Who is to blame? It’s hard to know where to start. Up-selling bankers positively threw money at consumers in the fat years – lines of credits, consumer loans, flexible credit card limits. Happy-talking real estate agents insisted the housing party would never stop.

Those who govern us borrowed and spent as if there were no tomorrow, spraying money in every direction. Why not? Weren’t interest rates rock bottom? Wasn’t inflation safely confined to its cave?

Instead of fixing health care, they quarreled over it. One side of the aisle said the other side was plotting to destroy the system; the other side swore it wasn’t. Any talk of reform was drowned out by the tussle. The health system became the ultimate sacred cow.

Instead of properly funding our defence, they did what every government for decades has done and contracted it out to the big-spending Americans. Our expensive medical care and other social services are only possible because we rely on Washington to keep us safe.

But it won’t do just to rail against the authorities. We have ourselves to blame, too. Once frugal and prudent, Canadians have become some of the world’s biggest spenders and borrowers, loading up our credit cards and credit lines to pay for SUVs, granite countertops, jet-skis and spa retreats. Even a pandemic didn’t slow us down. The ratio of household debt to disposable income reached a new record in the final quarter of last year.

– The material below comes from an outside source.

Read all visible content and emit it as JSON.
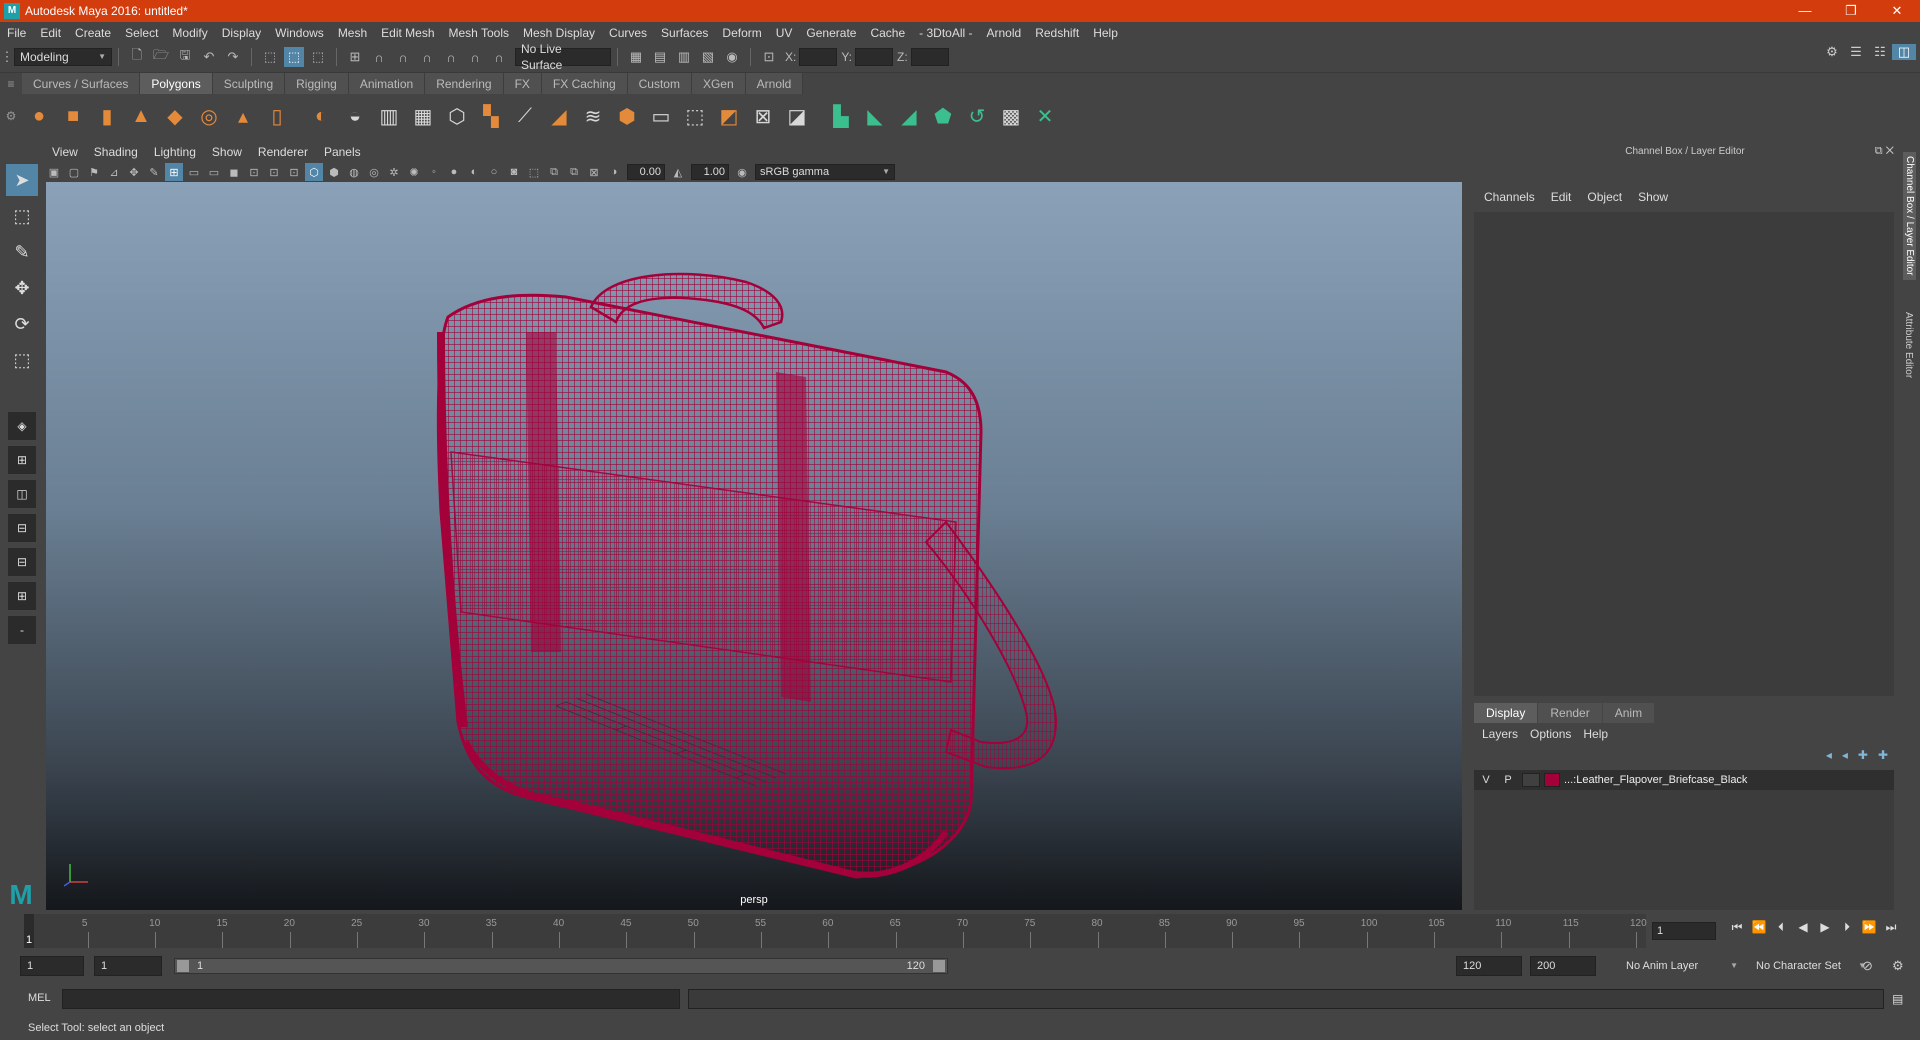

Many of us used our homes as automatic teller machines, assuming, against the historical evidence, their value could never fall. We believed the real estate shills. We forgot inflation was even a thing. We boasted about our “free” health care – so much better than that American train wreck! – without ever wondering how it was paid for. We paid tribute to our fallen heroes on Remembrance Day, but gave no thought to the condition of our real-life military.

In short, we fell prey to a common human failing and believed that things would keep on going much as they had been. Paradise was a lovely place while it lasted.